Curiosa paradoja la de los penales argentinos de máxima seguridad: es muy difícil entrar en ellos y muy fácil escapar de entre sus rejas. Esa inquietante cualidad carcelaria desató una fantástica cacería humana, casi sin precedentes en las últimas décadas, con la que el país recibió entre el asombro y la angustia al nuevo año. Todo un símbolo.
La fuga del penal de General Alvear de los hermanos Martín y Cristian Lanatta y de Víctor Schillaci, condenados a perpetua por el triple crimen de General Rodríguez de agosto de 2008, reavivó parte de la historia sombría del kirchnerismo: el oscuro financiamiento de la campaña electoral de Cristina Kirchner en 2007, (en la que cabe la ya casi olvidada valija con ochocientos mil dólares que pretendió entrar al país desde Venezuela Guido Antonini Wilson), las vinculaciones de un sector del poder político con el narcotráfico y la corrupción desembozada que infecta a los cuerpos de seguridad.

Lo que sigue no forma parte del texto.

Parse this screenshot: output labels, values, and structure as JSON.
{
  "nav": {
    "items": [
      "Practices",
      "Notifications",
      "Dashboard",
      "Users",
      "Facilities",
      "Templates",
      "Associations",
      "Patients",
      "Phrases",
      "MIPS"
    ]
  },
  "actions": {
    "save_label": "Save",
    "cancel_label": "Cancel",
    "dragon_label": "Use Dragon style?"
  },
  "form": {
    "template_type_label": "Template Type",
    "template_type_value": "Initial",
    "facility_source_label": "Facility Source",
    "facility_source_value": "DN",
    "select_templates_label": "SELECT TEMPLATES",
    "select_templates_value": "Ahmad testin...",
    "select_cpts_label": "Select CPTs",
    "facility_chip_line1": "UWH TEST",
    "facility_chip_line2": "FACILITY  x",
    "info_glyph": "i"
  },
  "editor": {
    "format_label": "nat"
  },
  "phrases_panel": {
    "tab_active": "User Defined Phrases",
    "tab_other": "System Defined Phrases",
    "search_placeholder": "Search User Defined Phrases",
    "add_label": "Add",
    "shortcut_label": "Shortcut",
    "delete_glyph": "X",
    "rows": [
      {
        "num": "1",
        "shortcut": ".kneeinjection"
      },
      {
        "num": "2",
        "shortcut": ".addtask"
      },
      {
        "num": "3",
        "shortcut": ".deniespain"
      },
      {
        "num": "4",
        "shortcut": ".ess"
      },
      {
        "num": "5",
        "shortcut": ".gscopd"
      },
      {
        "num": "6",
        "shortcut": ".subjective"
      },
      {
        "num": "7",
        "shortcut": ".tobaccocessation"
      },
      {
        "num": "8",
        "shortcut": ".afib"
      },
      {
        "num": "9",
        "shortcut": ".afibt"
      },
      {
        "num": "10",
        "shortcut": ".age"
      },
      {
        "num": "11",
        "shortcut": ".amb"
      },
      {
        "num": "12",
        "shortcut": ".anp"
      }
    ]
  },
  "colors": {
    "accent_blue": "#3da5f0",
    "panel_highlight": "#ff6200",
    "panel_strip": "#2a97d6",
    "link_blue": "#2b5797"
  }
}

La fuga, que pareció guionada por el Súper Agente 86 (los asesinos se fugaron después de empujar un Fiat destartalado estacionado en el penal) fue un cachetazo en la dura "educación presidencial" que padece la flamante gobernadora de Buenos Aires, María Eugenia Vidal, que actuó rápido y con decisión: relevó a la cúpula del Servicio Penitenciario provincial y amenazó con denunciar penalmente a quienes hubiesen facilitado la fuga. Denunciar es una cosa y probar los hechos es otra.